One common problem is envy, or the perception of it. “Suddenly it seems to me that my friends may be looking at me differently, or expecting monetary benefits from me,” Samana explains. This may even affect couplehood, if the life partner is earning much less. In the case of singles, they may start wondering whether people like them or are after their moolah, creating new complexities, says Samana. And, when someone gets rich: the family – overtly or otherwise – are likely to start fostering expectations.
Sometimes things change less than one would expect: “If for example, you ‘think poor,’ you’ll continue to think that way even afterwards,” he explains. “The inner sense of abundance or scarcity doesn’t change significantly in the wake of objective changes.

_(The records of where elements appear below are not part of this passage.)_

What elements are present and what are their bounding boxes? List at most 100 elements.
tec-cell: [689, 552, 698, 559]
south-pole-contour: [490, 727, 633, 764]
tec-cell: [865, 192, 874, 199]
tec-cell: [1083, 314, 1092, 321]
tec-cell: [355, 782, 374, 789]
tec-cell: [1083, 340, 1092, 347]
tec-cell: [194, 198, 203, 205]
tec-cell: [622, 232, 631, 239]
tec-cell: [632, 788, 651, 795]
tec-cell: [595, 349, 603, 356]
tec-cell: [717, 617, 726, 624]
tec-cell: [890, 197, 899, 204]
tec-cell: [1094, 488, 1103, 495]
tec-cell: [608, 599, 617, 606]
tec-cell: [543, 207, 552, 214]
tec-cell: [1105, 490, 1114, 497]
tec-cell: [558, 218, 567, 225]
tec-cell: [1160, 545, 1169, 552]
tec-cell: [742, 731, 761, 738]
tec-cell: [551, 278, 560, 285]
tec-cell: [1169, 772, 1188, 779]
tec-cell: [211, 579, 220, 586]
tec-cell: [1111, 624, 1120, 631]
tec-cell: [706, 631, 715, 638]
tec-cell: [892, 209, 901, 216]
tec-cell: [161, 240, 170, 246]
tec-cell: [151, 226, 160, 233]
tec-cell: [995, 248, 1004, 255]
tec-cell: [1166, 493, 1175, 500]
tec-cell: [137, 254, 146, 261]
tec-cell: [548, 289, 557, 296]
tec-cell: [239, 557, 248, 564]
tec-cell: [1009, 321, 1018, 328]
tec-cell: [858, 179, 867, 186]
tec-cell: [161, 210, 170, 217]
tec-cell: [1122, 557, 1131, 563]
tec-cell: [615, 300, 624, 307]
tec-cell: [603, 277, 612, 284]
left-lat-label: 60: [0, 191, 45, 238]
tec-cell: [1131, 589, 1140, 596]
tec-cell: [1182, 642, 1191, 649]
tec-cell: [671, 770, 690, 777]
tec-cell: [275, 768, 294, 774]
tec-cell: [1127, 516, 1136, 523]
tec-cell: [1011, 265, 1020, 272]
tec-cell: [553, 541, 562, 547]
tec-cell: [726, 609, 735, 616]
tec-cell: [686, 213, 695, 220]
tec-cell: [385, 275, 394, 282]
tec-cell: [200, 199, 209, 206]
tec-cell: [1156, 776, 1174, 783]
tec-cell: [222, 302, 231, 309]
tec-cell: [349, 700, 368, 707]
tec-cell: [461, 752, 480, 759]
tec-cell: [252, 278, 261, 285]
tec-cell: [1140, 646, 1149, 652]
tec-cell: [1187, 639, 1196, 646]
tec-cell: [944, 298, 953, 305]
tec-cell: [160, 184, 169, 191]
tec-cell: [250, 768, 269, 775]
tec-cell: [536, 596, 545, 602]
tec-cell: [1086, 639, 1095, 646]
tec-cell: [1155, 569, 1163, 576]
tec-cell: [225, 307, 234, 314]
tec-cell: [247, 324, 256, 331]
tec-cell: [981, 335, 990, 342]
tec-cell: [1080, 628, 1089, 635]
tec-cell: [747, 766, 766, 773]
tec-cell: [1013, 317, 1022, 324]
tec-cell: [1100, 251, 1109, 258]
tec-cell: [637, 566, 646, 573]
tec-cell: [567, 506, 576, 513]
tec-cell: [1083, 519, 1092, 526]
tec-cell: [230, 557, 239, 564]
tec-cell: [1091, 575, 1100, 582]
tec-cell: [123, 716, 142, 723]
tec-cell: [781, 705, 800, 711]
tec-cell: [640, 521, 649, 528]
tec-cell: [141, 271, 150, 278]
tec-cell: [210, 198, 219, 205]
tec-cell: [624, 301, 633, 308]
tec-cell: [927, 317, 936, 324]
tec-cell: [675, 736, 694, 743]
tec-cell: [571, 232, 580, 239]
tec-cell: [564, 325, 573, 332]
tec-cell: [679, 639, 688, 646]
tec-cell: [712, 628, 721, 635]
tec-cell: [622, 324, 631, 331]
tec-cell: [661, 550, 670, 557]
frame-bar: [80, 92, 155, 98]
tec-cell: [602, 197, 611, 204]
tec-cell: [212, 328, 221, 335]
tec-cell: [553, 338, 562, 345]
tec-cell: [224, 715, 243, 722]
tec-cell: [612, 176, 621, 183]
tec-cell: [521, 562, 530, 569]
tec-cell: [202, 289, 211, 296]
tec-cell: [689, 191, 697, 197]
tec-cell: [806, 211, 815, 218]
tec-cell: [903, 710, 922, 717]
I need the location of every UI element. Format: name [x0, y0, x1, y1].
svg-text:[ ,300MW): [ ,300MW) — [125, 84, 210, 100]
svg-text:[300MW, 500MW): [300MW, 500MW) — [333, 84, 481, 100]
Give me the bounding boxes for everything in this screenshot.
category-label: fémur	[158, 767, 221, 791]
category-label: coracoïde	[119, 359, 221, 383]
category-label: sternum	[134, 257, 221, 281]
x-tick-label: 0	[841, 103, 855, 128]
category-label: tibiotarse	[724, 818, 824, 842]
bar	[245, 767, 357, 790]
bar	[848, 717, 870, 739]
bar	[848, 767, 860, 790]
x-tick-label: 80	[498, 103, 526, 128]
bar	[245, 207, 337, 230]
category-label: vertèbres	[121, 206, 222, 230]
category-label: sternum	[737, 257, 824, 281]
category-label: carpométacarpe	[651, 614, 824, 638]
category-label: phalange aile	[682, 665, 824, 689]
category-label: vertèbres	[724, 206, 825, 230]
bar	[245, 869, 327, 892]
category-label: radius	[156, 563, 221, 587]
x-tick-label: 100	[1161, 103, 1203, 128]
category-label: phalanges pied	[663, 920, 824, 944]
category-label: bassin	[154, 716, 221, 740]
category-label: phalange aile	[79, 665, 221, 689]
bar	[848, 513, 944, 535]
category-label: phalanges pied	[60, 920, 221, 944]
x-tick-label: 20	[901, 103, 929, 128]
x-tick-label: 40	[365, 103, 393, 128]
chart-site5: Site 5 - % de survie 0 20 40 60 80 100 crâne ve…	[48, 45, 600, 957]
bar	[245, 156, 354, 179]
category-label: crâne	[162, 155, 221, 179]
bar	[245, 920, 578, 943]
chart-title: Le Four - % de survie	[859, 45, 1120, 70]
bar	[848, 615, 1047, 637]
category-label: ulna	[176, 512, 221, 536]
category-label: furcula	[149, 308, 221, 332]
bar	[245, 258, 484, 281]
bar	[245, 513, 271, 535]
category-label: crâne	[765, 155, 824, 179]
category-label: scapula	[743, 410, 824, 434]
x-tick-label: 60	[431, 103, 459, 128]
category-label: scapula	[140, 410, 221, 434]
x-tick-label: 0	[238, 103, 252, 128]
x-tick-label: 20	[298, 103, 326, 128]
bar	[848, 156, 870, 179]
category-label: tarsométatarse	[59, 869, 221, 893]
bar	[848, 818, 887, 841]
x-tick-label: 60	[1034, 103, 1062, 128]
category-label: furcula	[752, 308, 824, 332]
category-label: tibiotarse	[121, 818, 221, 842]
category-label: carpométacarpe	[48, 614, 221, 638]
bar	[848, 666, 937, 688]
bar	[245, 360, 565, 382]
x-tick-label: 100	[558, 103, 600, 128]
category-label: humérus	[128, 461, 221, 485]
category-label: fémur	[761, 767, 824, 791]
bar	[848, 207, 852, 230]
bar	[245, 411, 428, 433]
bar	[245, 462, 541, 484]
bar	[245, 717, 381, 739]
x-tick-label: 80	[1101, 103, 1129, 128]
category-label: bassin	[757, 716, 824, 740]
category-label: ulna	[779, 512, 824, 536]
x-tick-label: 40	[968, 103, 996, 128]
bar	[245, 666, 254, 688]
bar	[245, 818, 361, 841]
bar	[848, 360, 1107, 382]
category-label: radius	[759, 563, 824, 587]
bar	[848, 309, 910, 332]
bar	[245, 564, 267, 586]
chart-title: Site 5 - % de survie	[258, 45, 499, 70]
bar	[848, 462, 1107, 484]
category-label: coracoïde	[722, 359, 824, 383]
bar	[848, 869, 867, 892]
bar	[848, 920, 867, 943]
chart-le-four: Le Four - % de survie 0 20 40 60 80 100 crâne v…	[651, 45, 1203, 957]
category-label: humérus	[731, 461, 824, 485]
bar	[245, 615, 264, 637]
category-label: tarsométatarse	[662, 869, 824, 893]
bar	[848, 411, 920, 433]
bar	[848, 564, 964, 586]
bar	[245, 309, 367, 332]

It’s surprising to find that one’s inner world doesn’t change quickly even when the bank account swells. It’s a lot less glamorous than it looks from the outside or in the fantasy.”
And some things don’t change at all. According to Prof. Shahar Ayal, head of the master’s degree program in social psychology at the Interdisciplinary Center of Herzliya, an event of major significance, good or bad, may sway happiness in the short term – but then one adapts. “If all of a sudden I get a windfall, the change is significant but over time there is adaptation. If before I had tensions with the boss, things may look rosy now but I’ll have tensions with the boss in the future too,” Ayal explains.
“When people have a lot of possibilities, like after suddenly coming into wealth, it creates a paradox of choice– the fear of losing alternatives and the desire to maximize all the time. Also, remember that people act according to reference points. So if I compare myself to my family, my getting rich is a huge leap – but I spend most of my time at work and others at work also made a big leap, so my reference point stays the same. People react not only to what has happened to them but also to what has happened to people near them,” Ayal says.
The bald and the beautiful
A new wrinkle in the world of the wealthy is that in the case of huge hi-tech exits, a whole group is getting rich together – and when the workers start feeding each other information, things get very messy very fast and it does not go well, says Dan Dobry, chairman of the Union of Financial Planners in Israel and owner of Global Investment Solutions.
People coming with 20, 30 and even 100 million shekels are silver-haired or bald. But today thanks to hi-tech, some are kids, with a few million shekels in hand. “The first thing these people do is buy apartments, but also fancy cars and luxury goods – things that augment the quality of life but only transiently,” Dobry says. They may be squandering money unsustainably.
So if you strike it rich, Dobry advises – first of all, do nothing. “Put the money in a deposit and digest what happened,” he says. Next: hire experts. Don’t look for superb investments: build asset allocation based on, first of all, what you want to achieve from life. “Once you’ve started to define your goals in life, you’ve started the process of becoming the person you want to be. Then you study your resources and allocate money in accordance with your goals.”
Other tips: create passive income; build an emergency deposit – money that will be liquid at the press of a button, and diversify. Put money into multiple places: Nothing is certain. “Even things that look completely safe, like a deposit at the bank, are not 100 percent,” he cautions.